The main objective of the thesis is to gain technical insight and understanding of different solutions and to draw critical conclusions on the choice of deployment schemes that would assist mobile operators in deciding the best evolution strategy for their network in the future. As a systematic technology-independent study case, the thesis focuses on a concrete example scenario of 20 MHz carrier bandwidth at 2.1 GHz center-frequency. Naturally, the same methodology can be applied to other carrier bandwidths and center-frequencies as well. Furthermore, it is pertinent that although the results from the dense small-cell network study only considers femtocell deployment solutions, the analysis can be generalized to deployment solutions based on indoor WiFi.
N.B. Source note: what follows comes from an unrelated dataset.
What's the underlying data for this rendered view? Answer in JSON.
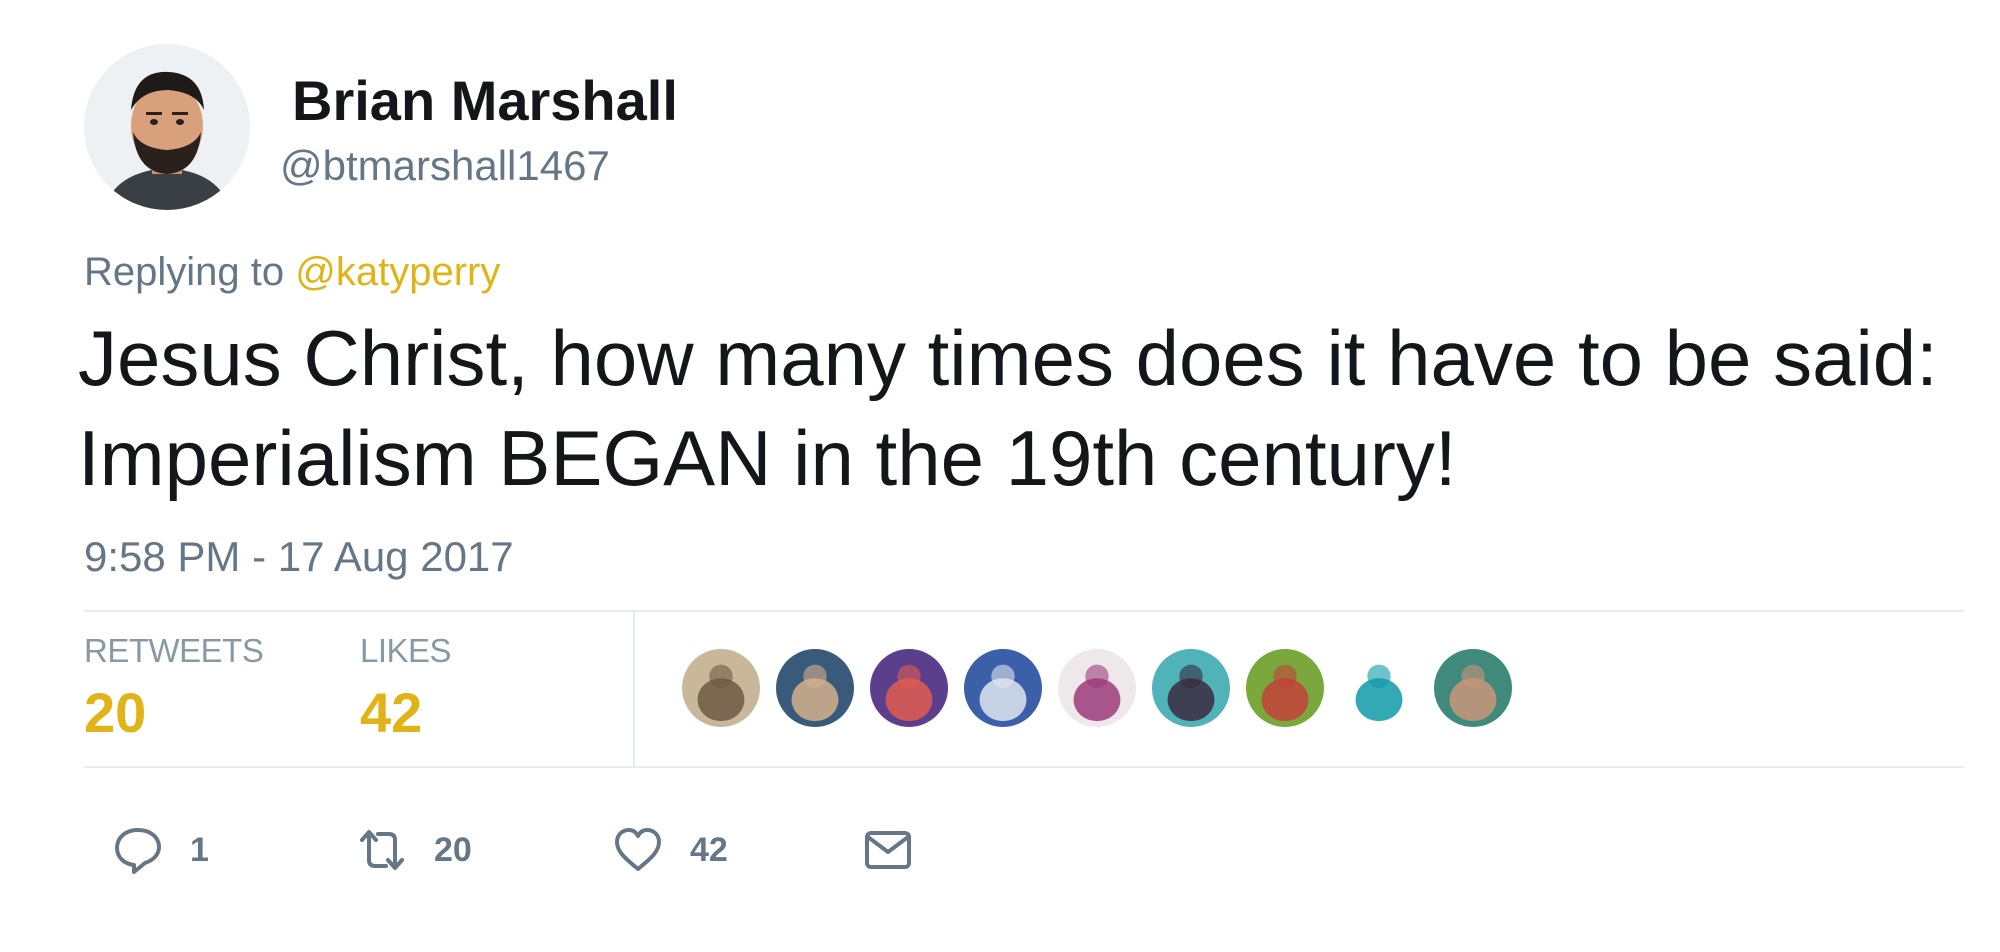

1.3 Related Work in the Literature

1.3.1 A brief look at the history

The idea of enhancing the network capacity through densifying the network elements is something not novel, rather, it can be dated back to the late 1940’s when the concept of cellular system was informally introduced by D. H. Ring [18, 19]. Sev- eral publications later went on to discuss the cellular concept as a possible solution to solve the problem of spectral congestion and increased user capacity demands [20–24].

Furthermore, different cell deployment layouts and the idea of cell sectorization, as coverage and capacity enhancing technique, were proposed in the late 70s; see [6, 25].

The concept of street-level cellular deployment, also known as microcells, was pro- posed in mid-1980s, which took the network densification one step further; see [26–29].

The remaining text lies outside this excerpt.